Enterprises deploying artificial intelligence are creating a dangerous blind spot. AI agents now run core business functions, but the leaders accountable for them are flying blind, lacking the end-to-end visibility and control they would have over a human workforce. Existing evaluation tools only widen the gap. They are either too technical for business owners or too high-level to be meaningful. A critical supervision gap now sits squarely where accountability lies.
Tatyana Mamut, PhD, the Co-Founder and CEO of Wayfound, is tackling this problem head-on. A Silicon Valley veteran with a resume that includes leadership roles at AWS and Salesforce, her work has always focused on the intersection of technology and human behavior. From Mamut's perspective, the industry is overlooking the foundational layer required to scale AI responsibly.
“The solution lies with Guardian Agents to provide ongoing, always-on supervision, alerting, and improvement for the people ultimately responsible and accountable for their performance: the business owners,” Mamut says. Independence is non-negotiable, she explains.
For Mamut, the solution should be a standalone supervisor for two reasons: performance and governance. It must be an unbiased observer to manage multi-agent workflows—a distinct third party with "no skin in the game." But it also needs to provide a legally defensible audit trail.
The results are measurable already, Mamut continues. At Sauce Labs, for example, implementing a guardian agent cut guideline violations from 7.4% to just 1%.
Compliance at speed: But fulfilling this duty also requires organizational agility, Mamut says. “If business users have to call the technical team and get on their roadmap, that’s not being compliant. Giving business users the ability to directly write and edit evaluation criteria is what’s required to supervise AI agents at scale.”
But doesn't assessing 100% of an agent's actions risk a data deluge?

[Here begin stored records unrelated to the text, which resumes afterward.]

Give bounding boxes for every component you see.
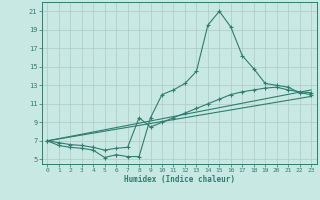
X-axis label: Humidex (Indice chaleur): Humidex (Indice chaleur): [124, 175, 235, 184]
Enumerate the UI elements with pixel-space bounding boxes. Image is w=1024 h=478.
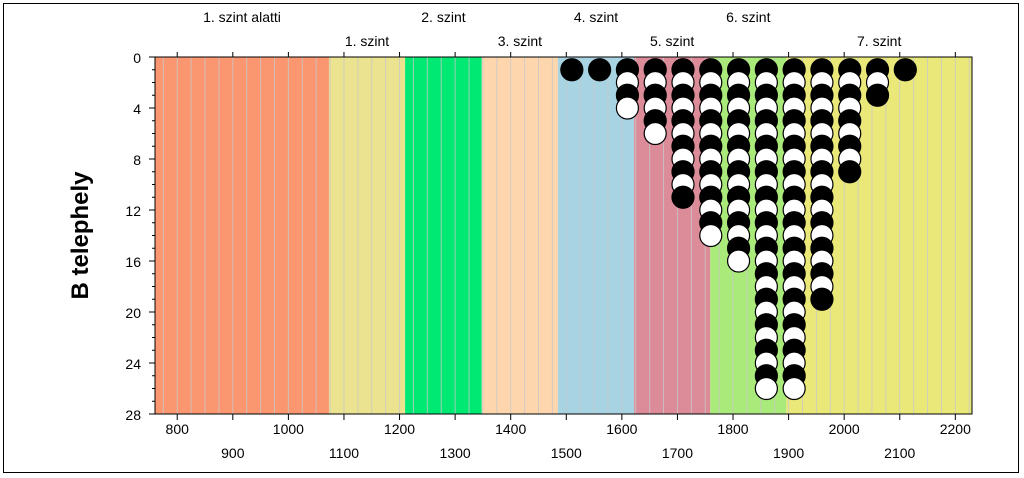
y-tick-label: 24 (125, 356, 141, 372)
level-band (155, 57, 329, 414)
level-label: 6. szint (726, 9, 770, 25)
level-label: 3. szint (498, 33, 542, 49)
x-tick-label: 2100 (884, 445, 915, 461)
dot-white (699, 223, 723, 248)
x-tick-label: 900 (221, 445, 245, 461)
y-tick-label: 8 (133, 152, 141, 168)
x-tick-label: 1000 (273, 421, 304, 437)
dot-black (865, 83, 890, 107)
dot-black (671, 185, 695, 209)
level-label: 7. szint (857, 33, 901, 49)
level-band (481, 57, 558, 414)
dot-white (643, 121, 667, 146)
x-tick-label: 1300 (440, 445, 471, 461)
level-label: 2. szint (421, 9, 465, 25)
dot-white (726, 249, 751, 273)
x-tick-label: 2200 (940, 421, 971, 437)
dot-black (588, 58, 612, 82)
x-tick-label: 1400 (495, 421, 526, 437)
x-tick-label: 1900 (773, 445, 804, 461)
y-tick-label: 12 (125, 203, 141, 219)
level-label: 5. szint (650, 33, 694, 49)
x-tick-label: 1800 (717, 421, 748, 437)
level-label: 4. szint (574, 9, 618, 25)
x-tick-label: 2000 (829, 421, 860, 437)
y-tick-label: 28 (125, 407, 141, 423)
x-tick-label: 1700 (662, 445, 693, 461)
x-tick-label: 1100 (329, 445, 359, 461)
x-tick-label: 1600 (606, 421, 637, 437)
level-label: 1. szint alatti (203, 9, 281, 25)
y-axis-title: B telephely (67, 171, 94, 300)
level-band (405, 57, 482, 414)
dot-white (615, 96, 640, 120)
level-label: 1. szint (345, 33, 389, 49)
level-band (328, 57, 406, 414)
x-tick-label: 1500 (551, 445, 582, 461)
dot-black (810, 287, 834, 311)
dot-white (782, 376, 806, 401)
y-tick-label: 20 (125, 305, 141, 321)
dot-black (838, 160, 862, 184)
y-tick-label: 0 (133, 50, 141, 66)
dot-black (893, 58, 917, 82)
dot-black (560, 58, 584, 82)
y-tick-label: 16 (125, 254, 141, 270)
x-tick-label: 800 (166, 421, 190, 437)
y-tick-label: 4 (133, 101, 141, 117)
x-tick-label: 1200 (384, 421, 415, 437)
dot-white (754, 376, 778, 401)
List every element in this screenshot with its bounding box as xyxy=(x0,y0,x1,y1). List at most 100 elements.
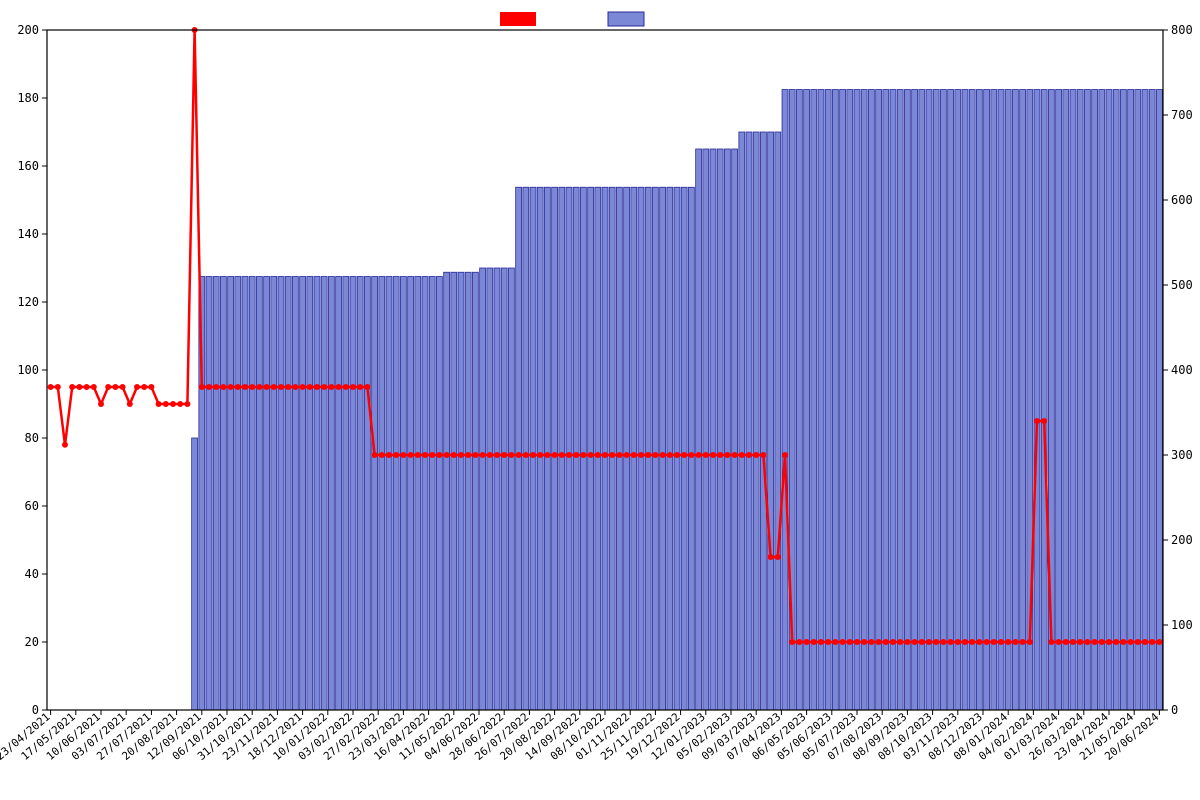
bar xyxy=(1063,90,1069,711)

In fact, Mamut says the opposite is true. The supervisor’s purpose is to filter information intelligently, solving the new bottlenecks AI creates, she explains. “An AI supervisor functions just like a great frontline supervisor. The point is to take work away from the human, surfacing only what truly needs their attention.”
Unblocking the new bottleneck: "We consistently hear that AI simply moves the bottleneck from doing the work to reviewing and approving it. For one large BPO customer, approval queues became so long that they started missing their SLAs. But because our supervisor flags and grades everything as red, yellow, or green, it tells the human exactly where to look for the issue."
The same principle is proving valuable in complex, multi-agent workflows, according to Mamut. Here, it's about enabling reliable execution with transparent accountability. “We work with a hedge fund that uses multiple agents to generate research reports. By having an AI supervisor watching everything, the company has much more confidence that the agents are working well. That confidence has sped up their processes and accelerated decision-making.”
Ultimately, a fundamental shift in technology is driving this new need for governance. Old, deterministic workflows were predictable but rigid, Mamut explains. But today’s reality is different. “The new world of orchestration is probabilistic, fluid, and adaptive. A new context makes governance and guardian agents essential." Without that supervisory layer, business owners are flying blind, she concludes. With it, they gain the confidence and control to support their digital workforces at scale.